The bottom-up modelling approach was developed to overcome the drawback of the traditional approach which takes no steps to isolate the effect of a single change. There has been a great deal of research on bottom-up modelling used in classification problems, but it is not as commonly used in regression analyses such as sales evaluation.

One method that is a positive adaptation to bottom-up modelling for a regression analysis problem is the single model approach with treatment variable indicator.

In the case of a retailer changing its product range, the change that is introduced is a change in product range and the measurement parameter is sales, which is a continuous dependent variable. The sales data used are grouped according to whether they were collected before or after the implementation of the product line change, and are identified in the dataset by an independent variable called the treatment indicator.

In this approach, a machine learning forecasting algorithm is trained on a subset of the data, where the data is obtained both before and after the implementation of the new product line for a category. One of the indicators on which the model is trained is a treatment variable. This variable acts as a flag to highlight the data points that come from the pre- and post-implementation. For this example, assume that the treatment variable is called the post-implementation indicator, and that it is set to one for all data points collected after the implementation of the new product line, and zero for data points collected before the implementation of the new product line.

A single trained model is used to predict sales twice.

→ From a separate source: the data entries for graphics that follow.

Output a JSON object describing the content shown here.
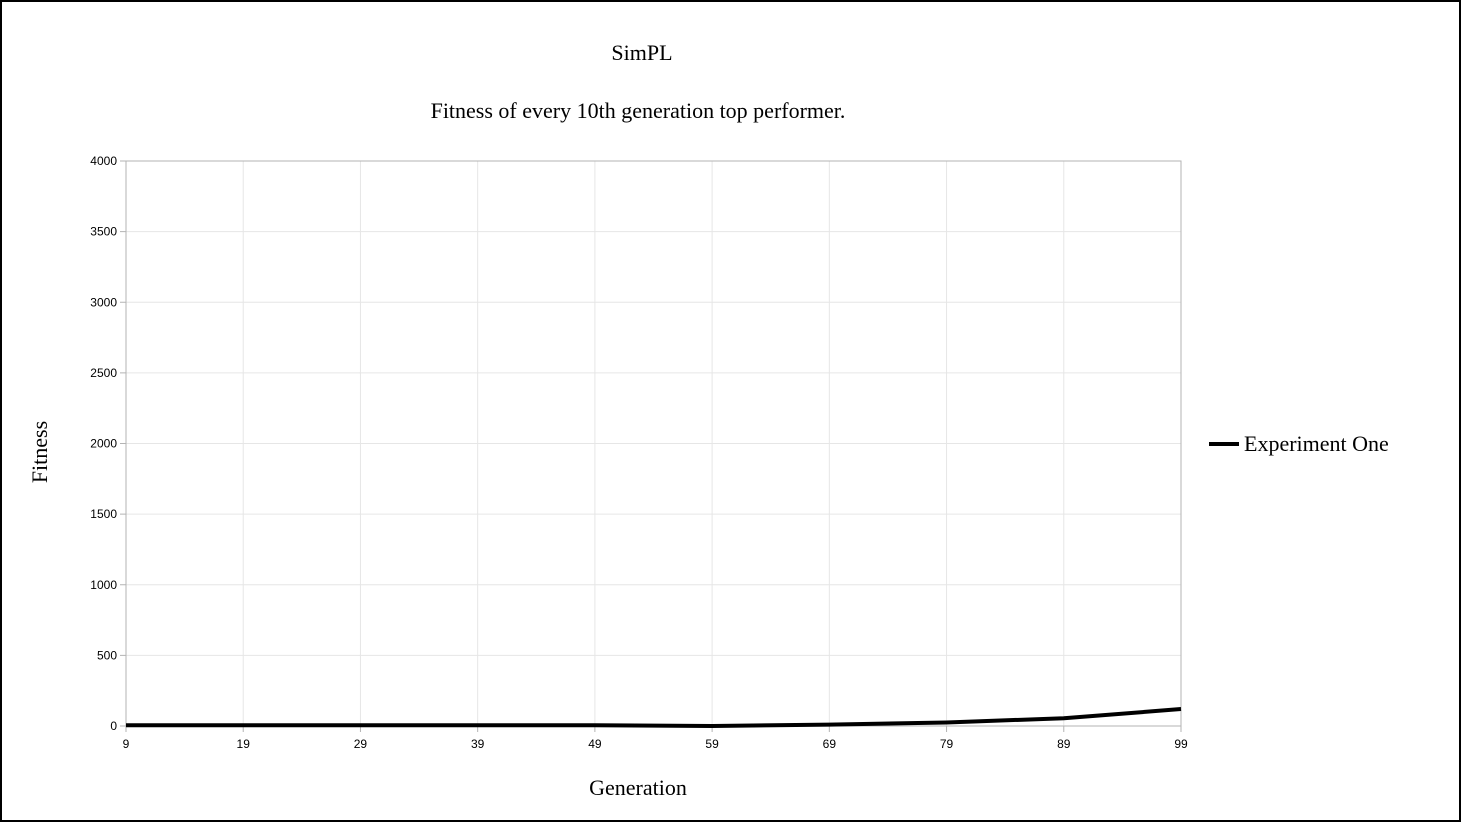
{
  "chart_data": {
    "type": "line",
    "title": "SimPL",
    "subtitle": "Fitness of every 10th generation top performer.",
    "xlabel": "Generation",
    "ylabel": "Fitness",
    "categories": [
      "9",
      "19",
      "29",
      "39",
      "49",
      "59",
      "69",
      "79",
      "89",
      "99"
    ],
    "series": [
      {
        "name": "Experiment One",
        "color": "#000000",
        "values": [
          5,
          5,
          5,
          5,
          5,
          0,
          10,
          25,
          55,
          120
        ]
      }
    ],
    "ylim": [
      0,
      4000
    ],
    "yticks": [
      "0",
      "500",
      "1000",
      "1500",
      "2000",
      "2500",
      "3000",
      "3500",
      "4000"
    ],
    "grid": true,
    "legend_position": "right"
  },
  "colors": {
    "grid": "#e6e6e6",
    "axis": "#b3b3b3",
    "series": "#000000"
  }
}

The first set of forecasts is generated for sales, while holding the post-implementation flags at one or zero. This process is repeated, but all treatment variables are first set to zero to represent the alternative future if the product line change never occurred.

In doing so, the model only takes into account the effect of a change in one independent variable. In this case, it considers the effect of the introduction of a new product line on sales. The sum of the difference between the first and second set of forecasts becomes the amount of increased sales.

Although various factors need to be taken into account when building the model to ensure that the bottom-up signal is not lost, it is an excellent method for isolating the effect of a decision that has been implemented and therefore better understanding how these decisions have impacted on the business.